Ein kurzer Schniefer folgte noch von Kims Seite, um sich zu sammeln.

"Er lässt seit neusten den großen Bruder raus hängen und das auf eine penetrante Art und Weise."

"Na ja, dass ist normal. Tut meiner auch noch ständig, wenn wir uns sehen und -."

"Ach Unsinn! Das ist nicht dasselbe!", fauchte sie erzürnt.

`Vorsichtig Danny, du näherst dich einem riesigem Loch. Nicht rein springen!´, mahnte er sich in Gedanken.

"Okay, okay. Also nicht vergleichbar. Verstanden", lenkte er deshalb schnell ein.

Kim zog noch einmal stark Luft ein, um ihren mittlerweile vor Wut bebenden Körper zu beruhigen.

"Stell dir vor er schreibt vor was ich anziehen soll. Als ob es nicht schon schlimm genug sei, dass Dad es bereits tut. Ich bin doch kein Kind mehr! Und als ob das nicht schon der Gipfel der Frechheit wäre, meinte Alex zu mir gestern Abend, dass Franky nicht gut genug für mich wäre!"
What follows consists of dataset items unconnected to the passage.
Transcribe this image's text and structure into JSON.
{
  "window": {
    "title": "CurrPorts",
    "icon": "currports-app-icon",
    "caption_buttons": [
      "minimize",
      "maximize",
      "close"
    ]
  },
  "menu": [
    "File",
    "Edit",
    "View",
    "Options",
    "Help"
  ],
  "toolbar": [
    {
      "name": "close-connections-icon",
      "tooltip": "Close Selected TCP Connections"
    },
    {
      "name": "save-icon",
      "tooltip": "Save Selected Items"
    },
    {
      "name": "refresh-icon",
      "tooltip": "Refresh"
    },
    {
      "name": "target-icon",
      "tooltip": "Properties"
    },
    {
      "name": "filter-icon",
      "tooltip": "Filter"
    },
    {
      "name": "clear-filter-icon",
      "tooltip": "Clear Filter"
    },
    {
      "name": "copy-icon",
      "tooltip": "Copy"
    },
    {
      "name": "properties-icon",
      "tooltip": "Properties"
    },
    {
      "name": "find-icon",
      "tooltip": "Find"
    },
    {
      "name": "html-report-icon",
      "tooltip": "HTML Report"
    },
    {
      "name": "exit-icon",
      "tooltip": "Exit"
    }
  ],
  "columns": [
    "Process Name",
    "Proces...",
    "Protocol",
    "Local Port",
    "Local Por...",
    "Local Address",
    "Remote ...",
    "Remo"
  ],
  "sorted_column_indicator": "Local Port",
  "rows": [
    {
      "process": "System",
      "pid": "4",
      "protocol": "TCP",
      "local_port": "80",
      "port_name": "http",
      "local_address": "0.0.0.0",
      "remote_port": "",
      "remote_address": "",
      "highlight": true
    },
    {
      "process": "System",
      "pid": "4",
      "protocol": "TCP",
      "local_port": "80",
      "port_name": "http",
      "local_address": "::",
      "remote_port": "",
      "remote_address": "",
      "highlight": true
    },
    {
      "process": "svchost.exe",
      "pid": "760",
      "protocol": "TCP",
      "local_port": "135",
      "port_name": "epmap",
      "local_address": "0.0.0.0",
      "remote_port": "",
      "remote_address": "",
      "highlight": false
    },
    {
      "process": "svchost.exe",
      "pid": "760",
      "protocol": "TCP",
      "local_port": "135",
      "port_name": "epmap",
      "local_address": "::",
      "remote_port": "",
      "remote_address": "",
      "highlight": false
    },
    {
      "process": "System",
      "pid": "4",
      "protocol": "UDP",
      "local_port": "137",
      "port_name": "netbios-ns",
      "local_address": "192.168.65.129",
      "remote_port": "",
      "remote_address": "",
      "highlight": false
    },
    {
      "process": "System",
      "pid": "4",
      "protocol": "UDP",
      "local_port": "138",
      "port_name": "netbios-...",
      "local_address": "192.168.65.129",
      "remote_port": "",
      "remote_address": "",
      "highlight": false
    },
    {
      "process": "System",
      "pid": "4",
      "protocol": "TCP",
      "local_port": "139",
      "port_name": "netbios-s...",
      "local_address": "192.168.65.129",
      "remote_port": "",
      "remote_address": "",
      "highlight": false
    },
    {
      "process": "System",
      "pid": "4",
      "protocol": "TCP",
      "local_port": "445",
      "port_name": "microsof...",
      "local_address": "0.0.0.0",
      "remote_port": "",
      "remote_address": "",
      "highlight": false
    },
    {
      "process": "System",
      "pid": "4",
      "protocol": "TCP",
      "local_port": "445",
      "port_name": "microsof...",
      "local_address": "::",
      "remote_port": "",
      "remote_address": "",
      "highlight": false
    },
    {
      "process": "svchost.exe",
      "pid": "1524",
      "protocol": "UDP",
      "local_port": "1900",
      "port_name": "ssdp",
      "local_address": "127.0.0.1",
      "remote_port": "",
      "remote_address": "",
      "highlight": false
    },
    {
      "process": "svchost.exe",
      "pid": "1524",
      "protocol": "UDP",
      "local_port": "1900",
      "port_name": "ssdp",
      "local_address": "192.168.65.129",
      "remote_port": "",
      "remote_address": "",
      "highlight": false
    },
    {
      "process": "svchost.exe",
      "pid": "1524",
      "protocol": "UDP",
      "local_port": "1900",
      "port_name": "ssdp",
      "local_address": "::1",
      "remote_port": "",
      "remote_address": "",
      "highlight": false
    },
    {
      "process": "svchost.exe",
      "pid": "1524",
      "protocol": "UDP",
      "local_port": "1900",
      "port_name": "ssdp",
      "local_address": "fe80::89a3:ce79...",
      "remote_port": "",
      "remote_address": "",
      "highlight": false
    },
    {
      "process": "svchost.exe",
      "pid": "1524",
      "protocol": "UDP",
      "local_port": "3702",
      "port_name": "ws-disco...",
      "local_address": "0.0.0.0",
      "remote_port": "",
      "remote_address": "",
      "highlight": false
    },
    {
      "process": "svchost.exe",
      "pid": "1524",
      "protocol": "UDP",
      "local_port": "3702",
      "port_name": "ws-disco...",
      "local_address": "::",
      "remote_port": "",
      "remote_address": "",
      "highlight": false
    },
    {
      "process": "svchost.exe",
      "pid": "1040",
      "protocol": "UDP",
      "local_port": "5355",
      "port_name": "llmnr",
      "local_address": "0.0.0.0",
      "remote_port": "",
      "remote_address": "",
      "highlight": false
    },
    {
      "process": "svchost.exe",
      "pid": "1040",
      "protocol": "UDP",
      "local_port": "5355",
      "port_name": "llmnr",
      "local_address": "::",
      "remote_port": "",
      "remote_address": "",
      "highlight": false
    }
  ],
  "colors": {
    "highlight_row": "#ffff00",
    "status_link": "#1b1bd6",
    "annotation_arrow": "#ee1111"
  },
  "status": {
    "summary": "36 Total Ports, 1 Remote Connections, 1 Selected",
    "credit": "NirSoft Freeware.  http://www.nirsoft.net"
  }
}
`Wer zum Geier ist Franky?´

"Dabei muss er grade reden, bei ihm bleibt ja auch keine Frau länger als eine Woche. Was weiß er schon von Liebe."

"Ah -."

Dannys Ausruf führte zu einem schwer definierbaren Blick seitens Kim. Sogleich biss sich Danny auf die Lippen und überlegte fieberhaft, was er nun zu erwidern hatte, ohne Groll auf sich zu ziehen. Diese Fettlöcher waren heute wieder großzügig gesät. Wie immer taumelte er mehr an ihnen vorbei, als dass er ihnen zielsicher auswich. Kims Situation erinnerte ihn doch ein wenig an Terry und ihn. Dieser hatte ihm auch alle Freundinnen ausgespannt, die er sich mühevoll gesucht hatte und in Terrys Augen etwas besseres als Danny verdient hatten. Irgendwie war es also doch gleich zu setzen, aber den Teufel würde er tun und dies Kim so sagen.

"Äh, ja, dass ist... furchtbar", stammelte er mit so viel Empörung in der Stimme heraus, wie er auf die Schnelle auftreiben konnte.

"Ich wusste, dass du es genauso siehst. Du bist ein wahrer Freund Danny", meinte die Brünette.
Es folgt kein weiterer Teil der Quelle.